Assertions are pass/fail; scorers grade quality on a Task and run after completion (they never block the run). Attach them to the <Task> whose output you care about, then read them with smithers scores.

import { schemaAdherenceScorer, faithfulnessScorer, relevancyScorer } from "smithers-orchestrator/scorers";
import { llmJudge } from "smithers-orchestrator/scorers";

<Task id="draft" output={outputs.notes} agent={writer}
  scorers={{
    schema:    { scorer: schemaAdherenceScorer() },
    grounded:  { scorer: faithfulnessScorer() },
    onTopic:   { scorer: relevancyScorer() },
    quality:   { scorer: llmJudge({ model: claude, prompt: "Rate completeness 0-1" }),
                 sampling: { kind: "ratio", ratio: 0.1 } },
  }}>
  Draft the release notes.
</Task>

faithfulness (grounded in source), relevancy (on-topic), schemaAdherence (shape held), and llmJudge(...) (rubric-as-judge) are the workhorses. Sample expensive judges with { kind: "ratio", ratio: 0.1 }. Inspect:

bunx smithers-orchestrator scores <run-id>

Use assertions for the hard gate (must-be-true), scorers for the trend (is it getting better or worse).

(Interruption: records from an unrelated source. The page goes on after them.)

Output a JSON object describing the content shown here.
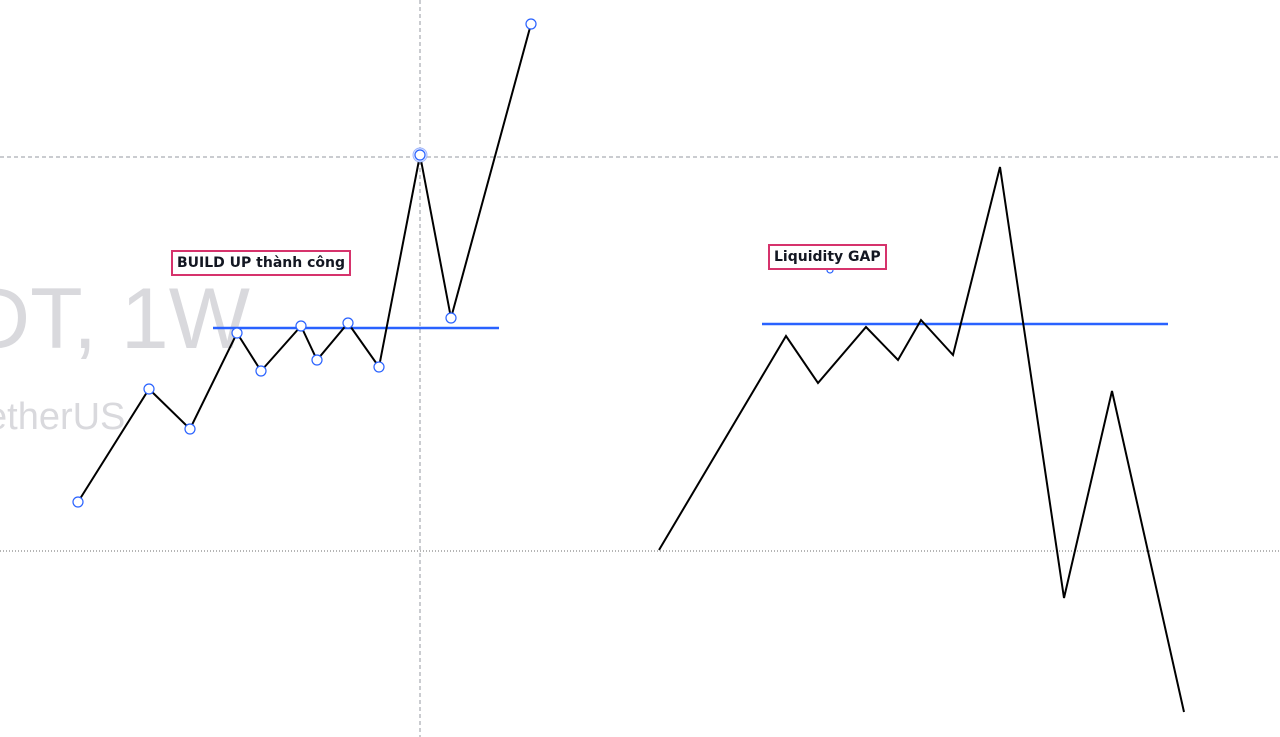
{
  "watermark": {
    "symbol_text": "DT, 1W",
    "description_text": "etherUS"
  },
  "labels": {
    "build_up": "BUILD UP thành công",
    "liquidity_gap": "Liquidity GAP"
  },
  "colors": {
    "background": "#ffffff",
    "price_line": "#000000",
    "level_line": "#2962ff",
    "label_border": "#d6336c",
    "anchor_fill": "#ffffff",
    "anchor_stroke": "#2962ff",
    "crosshair": "#9598a1",
    "watermark": "#d9d9dd"
  },
  "drawings": {
    "left_path_anchor_count": 11,
    "selected_anchor_index": 8
  }
}
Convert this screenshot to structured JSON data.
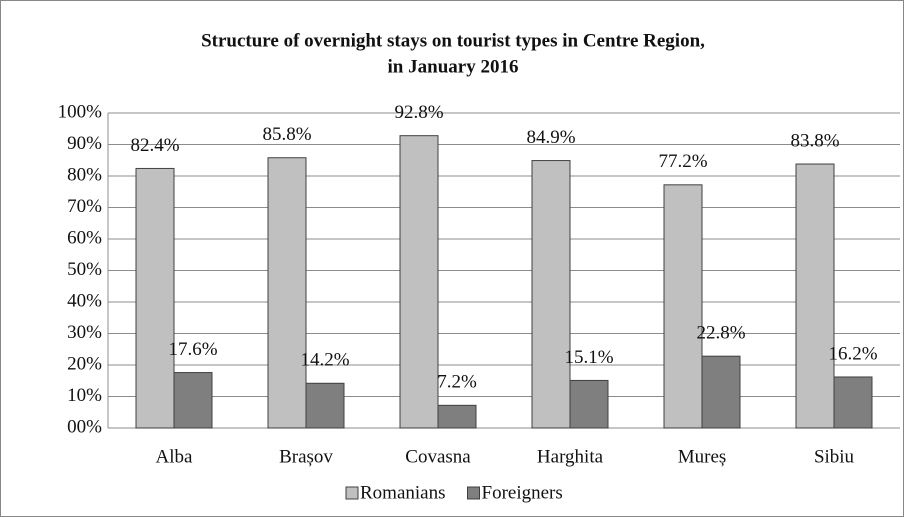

The automated path: the eval-author workflow

You don't have to hand-write the suite. The seeded eval-author workflow turns plain-English acceptance criteria into a JSONL fixture (id, input, expected, rubric) under .smithers/evals/, then reports the exact smithers eval command:

bunx smithers-orchestrator workflow run eval-author \
  --input '{"prompt":"Release notes must list every breaking change","workflow":".smithers/workflows/release.tsx"}'

Reach for it to bootstrap a suite from criteria, then hand-tighten the cases and add scorers. See skills/smithers/SKILL.md for the runtime/CLI surface and docs/llms-core.txt ("Eval suites for regressions", "Scorers") for the exact report format and the full scorer list.